La jeune fille essuya rapidement sa bouche avec le revers de sa manche.
"Mademoiselle Arteton, lorsque vous aurez terminé votre petit déjeuner, peut-être pourriez-vous transformer votre plume en verre à vin ?" L'ensemble de la classe s'esclaffa devant la mine déconfite d'Emmy.
La pauvre Poufsouffle détestait le cours de la vieille écossaise encore plus que le cours de potions et pour cause, elle y était encore plus mauvaise. Elle pointa sa baguette sur sa plume et se concentra autant que possible, elle effectua un gracieux mouvement du poignet et dans un léger nuage de fumée, la plume se transforma en un objet qui ressemblait vaguement à une plume mais sans les poils.
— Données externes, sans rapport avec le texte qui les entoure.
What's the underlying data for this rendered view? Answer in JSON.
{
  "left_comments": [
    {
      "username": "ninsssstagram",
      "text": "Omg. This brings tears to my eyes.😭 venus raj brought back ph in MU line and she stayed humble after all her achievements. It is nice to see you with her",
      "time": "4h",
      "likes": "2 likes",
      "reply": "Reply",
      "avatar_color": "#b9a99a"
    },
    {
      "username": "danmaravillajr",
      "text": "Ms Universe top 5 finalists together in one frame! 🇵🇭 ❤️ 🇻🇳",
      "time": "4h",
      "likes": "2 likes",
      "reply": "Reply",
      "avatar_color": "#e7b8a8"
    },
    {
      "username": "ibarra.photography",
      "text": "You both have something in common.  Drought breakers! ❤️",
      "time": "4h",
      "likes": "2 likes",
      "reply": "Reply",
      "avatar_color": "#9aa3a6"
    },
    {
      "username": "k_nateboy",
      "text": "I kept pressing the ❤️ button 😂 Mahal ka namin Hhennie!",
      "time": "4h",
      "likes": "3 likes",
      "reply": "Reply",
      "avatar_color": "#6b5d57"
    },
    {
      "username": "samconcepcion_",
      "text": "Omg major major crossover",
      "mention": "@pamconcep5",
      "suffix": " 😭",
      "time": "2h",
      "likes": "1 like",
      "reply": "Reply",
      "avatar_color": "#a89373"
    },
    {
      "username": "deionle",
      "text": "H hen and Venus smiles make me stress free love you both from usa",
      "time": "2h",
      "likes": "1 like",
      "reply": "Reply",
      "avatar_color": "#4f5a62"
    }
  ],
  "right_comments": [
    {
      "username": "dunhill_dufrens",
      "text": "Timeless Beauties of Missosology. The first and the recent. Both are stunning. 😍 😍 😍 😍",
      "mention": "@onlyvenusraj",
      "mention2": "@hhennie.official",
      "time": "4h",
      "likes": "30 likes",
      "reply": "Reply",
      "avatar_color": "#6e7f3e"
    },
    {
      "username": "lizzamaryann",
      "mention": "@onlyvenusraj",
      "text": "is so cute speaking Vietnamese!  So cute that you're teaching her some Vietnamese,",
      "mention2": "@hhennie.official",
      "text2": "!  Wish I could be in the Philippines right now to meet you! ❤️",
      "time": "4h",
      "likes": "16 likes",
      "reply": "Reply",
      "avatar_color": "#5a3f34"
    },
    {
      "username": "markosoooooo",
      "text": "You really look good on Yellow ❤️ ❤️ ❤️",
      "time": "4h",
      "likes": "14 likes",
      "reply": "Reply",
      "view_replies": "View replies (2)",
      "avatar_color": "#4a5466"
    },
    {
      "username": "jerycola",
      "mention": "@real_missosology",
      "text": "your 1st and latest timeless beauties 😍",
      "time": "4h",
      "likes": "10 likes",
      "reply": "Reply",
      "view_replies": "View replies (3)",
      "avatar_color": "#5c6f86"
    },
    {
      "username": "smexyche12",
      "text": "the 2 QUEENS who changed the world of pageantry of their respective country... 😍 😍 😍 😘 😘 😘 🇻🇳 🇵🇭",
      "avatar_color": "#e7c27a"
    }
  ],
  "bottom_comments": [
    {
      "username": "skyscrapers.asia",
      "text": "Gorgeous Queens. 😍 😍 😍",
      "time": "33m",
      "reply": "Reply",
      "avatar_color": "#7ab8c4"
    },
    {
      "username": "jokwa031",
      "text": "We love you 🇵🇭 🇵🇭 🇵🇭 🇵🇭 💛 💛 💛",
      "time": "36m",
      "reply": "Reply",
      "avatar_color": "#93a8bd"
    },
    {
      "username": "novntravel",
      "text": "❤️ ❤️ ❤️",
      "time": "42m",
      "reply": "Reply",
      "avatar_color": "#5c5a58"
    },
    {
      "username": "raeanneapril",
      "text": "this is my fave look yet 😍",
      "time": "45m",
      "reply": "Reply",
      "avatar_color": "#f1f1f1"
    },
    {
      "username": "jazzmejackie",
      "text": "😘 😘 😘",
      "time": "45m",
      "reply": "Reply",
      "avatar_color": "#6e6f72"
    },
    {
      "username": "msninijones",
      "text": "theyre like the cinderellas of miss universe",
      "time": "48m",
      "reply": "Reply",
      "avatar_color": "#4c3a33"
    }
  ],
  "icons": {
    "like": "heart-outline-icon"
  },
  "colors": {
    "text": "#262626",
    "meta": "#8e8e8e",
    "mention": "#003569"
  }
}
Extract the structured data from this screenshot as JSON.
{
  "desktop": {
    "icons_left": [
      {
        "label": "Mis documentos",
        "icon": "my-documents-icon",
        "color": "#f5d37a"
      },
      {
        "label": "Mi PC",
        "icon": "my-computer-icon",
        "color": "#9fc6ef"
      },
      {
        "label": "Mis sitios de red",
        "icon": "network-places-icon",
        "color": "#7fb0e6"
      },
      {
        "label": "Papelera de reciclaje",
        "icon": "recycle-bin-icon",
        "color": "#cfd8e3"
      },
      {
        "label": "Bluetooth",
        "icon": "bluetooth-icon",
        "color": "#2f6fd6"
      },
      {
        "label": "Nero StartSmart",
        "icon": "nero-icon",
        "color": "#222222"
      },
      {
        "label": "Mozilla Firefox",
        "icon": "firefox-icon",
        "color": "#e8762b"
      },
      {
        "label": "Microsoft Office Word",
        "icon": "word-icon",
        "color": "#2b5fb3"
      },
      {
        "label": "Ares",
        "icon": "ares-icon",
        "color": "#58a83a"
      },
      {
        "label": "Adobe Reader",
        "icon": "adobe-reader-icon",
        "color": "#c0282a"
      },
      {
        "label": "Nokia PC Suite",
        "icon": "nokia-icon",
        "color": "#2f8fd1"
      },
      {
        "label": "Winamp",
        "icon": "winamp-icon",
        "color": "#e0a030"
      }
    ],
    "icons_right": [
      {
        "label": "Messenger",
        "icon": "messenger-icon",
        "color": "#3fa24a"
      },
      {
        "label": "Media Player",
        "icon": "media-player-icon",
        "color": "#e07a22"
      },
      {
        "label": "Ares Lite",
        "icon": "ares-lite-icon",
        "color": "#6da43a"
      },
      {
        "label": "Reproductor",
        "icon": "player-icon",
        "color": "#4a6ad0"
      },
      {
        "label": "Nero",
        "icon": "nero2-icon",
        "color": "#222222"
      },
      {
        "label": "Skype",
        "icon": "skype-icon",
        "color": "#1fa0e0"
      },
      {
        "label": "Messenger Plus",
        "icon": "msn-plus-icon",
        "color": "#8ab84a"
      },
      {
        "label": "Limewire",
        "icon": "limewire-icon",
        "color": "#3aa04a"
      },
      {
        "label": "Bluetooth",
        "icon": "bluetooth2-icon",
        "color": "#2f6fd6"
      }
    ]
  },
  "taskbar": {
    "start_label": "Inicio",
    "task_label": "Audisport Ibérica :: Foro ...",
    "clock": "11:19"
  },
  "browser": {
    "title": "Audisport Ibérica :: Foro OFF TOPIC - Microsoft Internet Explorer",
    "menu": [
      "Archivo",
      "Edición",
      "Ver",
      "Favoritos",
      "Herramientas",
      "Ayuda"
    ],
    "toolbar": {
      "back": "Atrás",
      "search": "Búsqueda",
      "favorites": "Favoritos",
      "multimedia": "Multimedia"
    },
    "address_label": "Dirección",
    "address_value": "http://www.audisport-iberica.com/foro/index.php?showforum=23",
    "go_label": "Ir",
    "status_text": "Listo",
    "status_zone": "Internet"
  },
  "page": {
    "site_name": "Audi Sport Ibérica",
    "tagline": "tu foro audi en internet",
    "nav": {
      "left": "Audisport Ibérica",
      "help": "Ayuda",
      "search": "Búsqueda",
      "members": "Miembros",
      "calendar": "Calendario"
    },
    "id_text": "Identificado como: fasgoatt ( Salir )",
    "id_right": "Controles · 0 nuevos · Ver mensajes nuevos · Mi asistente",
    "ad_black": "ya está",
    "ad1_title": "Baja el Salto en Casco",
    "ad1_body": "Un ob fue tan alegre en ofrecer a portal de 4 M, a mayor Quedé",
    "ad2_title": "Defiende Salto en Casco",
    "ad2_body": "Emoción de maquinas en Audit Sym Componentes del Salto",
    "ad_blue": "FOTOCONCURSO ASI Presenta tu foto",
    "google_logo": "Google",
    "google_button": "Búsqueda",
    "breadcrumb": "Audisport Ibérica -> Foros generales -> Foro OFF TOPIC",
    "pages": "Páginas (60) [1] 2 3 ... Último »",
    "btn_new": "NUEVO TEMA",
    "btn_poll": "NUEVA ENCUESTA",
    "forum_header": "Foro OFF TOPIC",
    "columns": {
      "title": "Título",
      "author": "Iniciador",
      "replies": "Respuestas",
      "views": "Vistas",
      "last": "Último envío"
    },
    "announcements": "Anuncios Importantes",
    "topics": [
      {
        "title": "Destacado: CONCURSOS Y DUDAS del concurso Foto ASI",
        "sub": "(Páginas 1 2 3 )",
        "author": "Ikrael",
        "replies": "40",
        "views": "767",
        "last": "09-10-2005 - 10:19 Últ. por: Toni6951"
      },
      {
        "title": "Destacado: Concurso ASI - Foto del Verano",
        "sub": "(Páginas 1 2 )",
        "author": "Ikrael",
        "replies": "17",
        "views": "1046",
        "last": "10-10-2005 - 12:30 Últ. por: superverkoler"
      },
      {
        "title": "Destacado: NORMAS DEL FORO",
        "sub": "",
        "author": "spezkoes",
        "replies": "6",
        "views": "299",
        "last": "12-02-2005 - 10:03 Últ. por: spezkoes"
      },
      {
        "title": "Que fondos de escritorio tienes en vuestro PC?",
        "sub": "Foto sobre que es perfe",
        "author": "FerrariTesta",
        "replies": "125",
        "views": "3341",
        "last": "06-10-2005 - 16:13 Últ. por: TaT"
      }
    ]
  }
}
En voyant le résultat, Amos pouffa de rire pendant que Minerva Mcgonagall secouait vigoureusement la tête.
"Je ne comprends vraiment pas comment vous faites pour arriver sans cesse à des résultats aussi... Etonnants." Lorsque la vieille chouette eut reporté son attention sur un autre élève, Emmy asséna un violent coup dans les côtes d'Amos.
"Merci pour ton soutien, Diggory."
"Au moins il s'est passé quelque chose, d'habitude tu n'arrives même pas à les déplacer." Rétorqua-t-il avec un grand sourire moqueur.
Lorsque le cours fut terminé, les élèves se rendirent dans la Grande Salle pour la distribution du courrier.
Une énorme chouette des neiges se posa devant Emmy qui décrocha le parchemin de la patte de l'animal. La jeune Arteton prit une profonde inspiration et c'est là qu'elle remarqua que Fard à Paupières, la chouette de Shelly, était parfumée. Elle jeta un rapide coup d'oeil autour d'elle et visiblement, elle n'était pas la seule à s'en être rendue compte.
"Parfum senteur des bois pour chouettes, c'est du dernier chic à Londres." Déclara-t-elle avec un grand sourire en espérant ne pas trop passer pour une idiote.
Chère cousine,
Tu ne peux imaginer combien ta demande me fait plaisir, c'est un rêve qui se réalise. Je te donne rendez-vous à Pré au Lard samedi à 14h00. Je vais faire de toi une femme.
Bien à toi,
Shelly Zabini
Certes, Emmy était soulagée et étonnée de voir que sa cousine était prête à l'aider. Cependant, elle émettait de sérieuses réserves quant à la notion de "rêve qui se réalise". Le regard d'Emmy se porta instinctivement sur la table des Gryffondors où Diane roucoulait dans les bras de Sirius. James croisa son regard et lui fit un sourire chaleureux qu'elle lui rendit. Cet échange n'échappa pas à Black qui jeta un regard noir à la jeune Poufsouffle avant de glisser quelques mots à l'oreille de son ami ce qui eut pour effet de faire disparaître immédiatement le sourire de Potter qui jeta un regard incrédule à Emmy.